In the short-term, data workers face several issues as a result of using both modalities. Source code often gets cloned within or across files, requiring data workers to maintain clones, e.g., by linked editing. Constantly switching modalities also means that data scientists have to understand their source code and state of their experiments whenever they switch. This problem is exacerbated by sparse documentation and prevalence of unstructured exploratory code. On a related note, it can be difficult for data workers to navigate and find prior code, which is a frequent task during experimentation to begin new experiments, as well as when refining source code for dissemination or storing. Automatically-generated source code visualizations, such as Code Bubbles, Code Thumbnails, and TRACTUS, could help with code understanding, navigation, and task resumption.

Improving reproducibility

Scientific claims gain credibility when the researcher provides enough details so that the findings can be reproduced by an independent researcher. When refining code for dissemination, data workers often rewrite their exploratory code. When doing so, data workers need to capture not just the source code that produced the reported approach, but also the approaches that were explored earlier which led to the final approach. Data workers are, after all, responsible for the decisions they make in their work!

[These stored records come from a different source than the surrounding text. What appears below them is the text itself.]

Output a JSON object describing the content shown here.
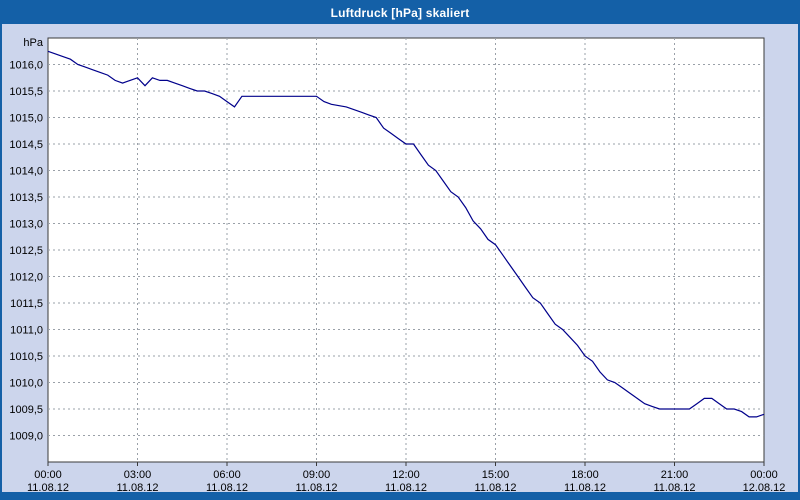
{
  "window": {
    "title": "Luftdruck [hPa] skaliert"
  },
  "chart_data": {
    "type": "line",
    "title": "Luftdruck [hPa] skaliert",
    "ylabel": "hPa",
    "xlabel": "",
    "ylim": [
      1008.5,
      1016.5
    ],
    "xlim": [
      0,
      24
    ],
    "y_tick_step": 0.5,
    "y_tick_min": 1009.0,
    "y_tick_max": 1016.0,
    "grid": true,
    "legend_position": "none",
    "line_color": "#00008b",
    "x_ticks": [
      {
        "time": "00:00",
        "date": "11.08.12",
        "hour": 0
      },
      {
        "time": "03:00",
        "date": "11.08.12",
        "hour": 3
      },
      {
        "time": "06:00",
        "date": "11.08.12",
        "hour": 6
      },
      {
        "time": "09:00",
        "date": "11.08.12",
        "hour": 9
      },
      {
        "time": "12:00",
        "date": "11.08.12",
        "hour": 12
      },
      {
        "time": "15:00",
        "date": "11.08.12",
        "hour": 15
      },
      {
        "time": "18:00",
        "date": "11.08.12",
        "hour": 18
      },
      {
        "time": "21:00",
        "date": "11.08.12",
        "hour": 21
      },
      {
        "time": "00:00",
        "date": "12.08.12",
        "hour": 24
      }
    ],
    "series": [
      {
        "name": "Luftdruck",
        "points": [
          [
            0.0,
            1016.25
          ],
          [
            0.25,
            1016.2
          ],
          [
            0.5,
            1016.15
          ],
          [
            0.75,
            1016.1
          ],
          [
            1.0,
            1016.0
          ],
          [
            1.25,
            1015.95
          ],
          [
            1.5,
            1015.9
          ],
          [
            1.75,
            1015.85
          ],
          [
            2.0,
            1015.8
          ],
          [
            2.25,
            1015.7
          ],
          [
            2.5,
            1015.65
          ],
          [
            2.75,
            1015.7
          ],
          [
            3.0,
            1015.75
          ],
          [
            3.25,
            1015.6
          ],
          [
            3.5,
            1015.75
          ],
          [
            3.75,
            1015.7
          ],
          [
            4.0,
            1015.7
          ],
          [
            4.25,
            1015.65
          ],
          [
            4.5,
            1015.6
          ],
          [
            4.75,
            1015.55
          ],
          [
            5.0,
            1015.5
          ],
          [
            5.25,
            1015.5
          ],
          [
            5.5,
            1015.45
          ],
          [
            5.75,
            1015.4
          ],
          [
            6.0,
            1015.3
          ],
          [
            6.25,
            1015.2
          ],
          [
            6.5,
            1015.4
          ],
          [
            7.0,
            1015.4
          ],
          [
            7.5,
            1015.4
          ],
          [
            8.0,
            1015.4
          ],
          [
            8.5,
            1015.4
          ],
          [
            9.0,
            1015.4
          ],
          [
            9.25,
            1015.3
          ],
          [
            9.5,
            1015.25
          ],
          [
            10.0,
            1015.2
          ],
          [
            10.5,
            1015.1
          ],
          [
            10.75,
            1015.05
          ],
          [
            11.0,
            1015.0
          ],
          [
            11.25,
            1014.8
          ],
          [
            11.5,
            1014.7
          ],
          [
            11.75,
            1014.6
          ],
          [
            12.0,
            1014.5
          ],
          [
            12.25,
            1014.5
          ],
          [
            12.5,
            1014.3
          ],
          [
            12.75,
            1014.1
          ],
          [
            13.0,
            1014.0
          ],
          [
            13.25,
            1013.8
          ],
          [
            13.5,
            1013.6
          ],
          [
            13.75,
            1013.5
          ],
          [
            14.0,
            1013.3
          ],
          [
            14.25,
            1013.05
          ],
          [
            14.5,
            1012.9
          ],
          [
            14.75,
            1012.7
          ],
          [
            15.0,
            1012.6
          ],
          [
            15.25,
            1012.4
          ],
          [
            15.5,
            1012.2
          ],
          [
            15.75,
            1012.0
          ],
          [
            16.0,
            1011.8
          ],
          [
            16.25,
            1011.6
          ],
          [
            16.5,
            1011.5
          ],
          [
            16.75,
            1011.3
          ],
          [
            17.0,
            1011.1
          ],
          [
            17.25,
            1011.0
          ],
          [
            17.5,
            1010.85
          ],
          [
            17.75,
            1010.7
          ],
          [
            18.0,
            1010.5
          ],
          [
            18.25,
            1010.4
          ],
          [
            18.5,
            1010.2
          ],
          [
            18.75,
            1010.05
          ],
          [
            19.0,
            1010.0
          ],
          [
            19.25,
            1009.9
          ],
          [
            19.5,
            1009.8
          ],
          [
            19.75,
            1009.7
          ],
          [
            20.0,
            1009.6
          ],
          [
            20.25,
            1009.55
          ],
          [
            20.5,
            1009.5
          ],
          [
            21.0,
            1009.5
          ],
          [
            21.5,
            1009.5
          ],
          [
            21.75,
            1009.6
          ],
          [
            22.0,
            1009.7
          ],
          [
            22.25,
            1009.7
          ],
          [
            22.5,
            1009.6
          ],
          [
            22.75,
            1009.5
          ],
          [
            23.0,
            1009.5
          ],
          [
            23.25,
            1009.45
          ],
          [
            23.5,
            1009.35
          ],
          [
            23.75,
            1009.35
          ],
          [
            24.0,
            1009.4
          ]
        ]
      }
    ]
  }
}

Through our observations and interviews, we find that many participants (P02-04, P10, and P13) primarily record only the source code that produces the results they will use. E.g., P02, a HCI researcher used an R script to capture his analysis. The script contained the source code for loading dataset, subsetting the data, and the significance tests including post-hoc analysis. While it also contains comments capturing the rationale for test selection, e.g., "distributions not normal" and "parametric test is not valid", it did not capture the source code for it. This lowers the reproducibility of the analysis.

Participants are aware of the importance of reproducible research, but do not want to clutter their scripts as this might affect code navigation. Furthermore, as discussed earlier, hidden dependencies are prevalent in notebooks. Some participants reported encountering notebooks that do not execute because they had not copied all the dependencies when migrating code. Potential solutions include dependency managers, e.g., Drake, and tools that help find code snippets, e.g., Code Gathering Tools and Verdant.